As we know 14 addresses can’t be converted, how shall we modify our code to include BaseException? Any way we can make this work?

We feel we are so close, any hint would be greatly appreciated!


#2

One option is to define a function that returns np.nan for rows that are incomplete and use DataFrame.apply.

import numpy as np
import pandas as pd
from geopy import GoogleV3

api_key = 'AIzaSyDNqc0tWzXHx_wIp1w75-XTcCk4BSphB5w'
geocode = GoogleV3(api_key).geocode
   
def get_location(row):
    address = row['address']
    location = geocode(address)
    if location is None:
        return np.nan
    row['longitude'] = location.longitude
    row['latitude'] = location.latitude
    return row

address_table = pd.DataFrame([
    ['415 E 71st St, New York, NY'],
    ['abcdefg'],
    ['65-60 Kissena Blvd, Flushing, NY'],
], columns=['address'])
geolocated_table = address_table.apply(get_location, axis=1)
clean_table = geolocated_table.dropna(subset=['longitude', 'latitude'])

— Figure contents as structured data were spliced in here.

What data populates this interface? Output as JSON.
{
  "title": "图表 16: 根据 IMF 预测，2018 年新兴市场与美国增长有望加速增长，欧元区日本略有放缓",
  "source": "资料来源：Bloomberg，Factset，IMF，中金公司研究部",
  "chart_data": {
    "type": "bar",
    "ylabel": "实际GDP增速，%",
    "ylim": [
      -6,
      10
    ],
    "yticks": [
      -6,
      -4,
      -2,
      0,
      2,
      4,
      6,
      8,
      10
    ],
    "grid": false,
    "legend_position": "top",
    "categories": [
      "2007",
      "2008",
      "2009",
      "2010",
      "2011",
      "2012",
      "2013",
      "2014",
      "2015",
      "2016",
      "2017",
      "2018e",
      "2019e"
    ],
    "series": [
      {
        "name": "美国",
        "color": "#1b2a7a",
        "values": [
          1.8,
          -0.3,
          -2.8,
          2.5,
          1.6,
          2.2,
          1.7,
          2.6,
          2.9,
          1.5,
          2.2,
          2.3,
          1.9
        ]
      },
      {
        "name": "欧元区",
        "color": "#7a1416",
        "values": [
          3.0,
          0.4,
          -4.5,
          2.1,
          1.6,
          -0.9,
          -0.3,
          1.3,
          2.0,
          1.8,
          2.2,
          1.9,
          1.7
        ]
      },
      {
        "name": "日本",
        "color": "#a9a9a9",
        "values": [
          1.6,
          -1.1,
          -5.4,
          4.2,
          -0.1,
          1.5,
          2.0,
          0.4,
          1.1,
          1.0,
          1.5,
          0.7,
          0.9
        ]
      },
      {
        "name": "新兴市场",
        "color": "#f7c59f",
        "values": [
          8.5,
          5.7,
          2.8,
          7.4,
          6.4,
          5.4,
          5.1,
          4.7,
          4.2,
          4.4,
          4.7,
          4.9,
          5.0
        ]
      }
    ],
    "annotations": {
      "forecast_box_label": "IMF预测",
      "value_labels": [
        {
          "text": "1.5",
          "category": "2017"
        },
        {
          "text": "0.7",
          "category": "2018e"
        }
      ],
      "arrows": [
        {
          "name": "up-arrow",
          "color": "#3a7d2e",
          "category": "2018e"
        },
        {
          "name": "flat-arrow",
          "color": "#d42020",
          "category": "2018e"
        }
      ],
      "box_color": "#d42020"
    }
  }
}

Another option is to define a pandas.Series where you specify only the row indices that have valid values.

import pandas as pd
from shapely.geometry import Point

d = {}
for index, row in address_table.iterrows():
    address = row['address']
    location = geocode(address)
    if not location:
        continue
    geometry = Point(location.longitude, location.latitude)
    d[index] = geometry.wkt

address_table['wkt'] = pd.Series(d)

Here is a complete example.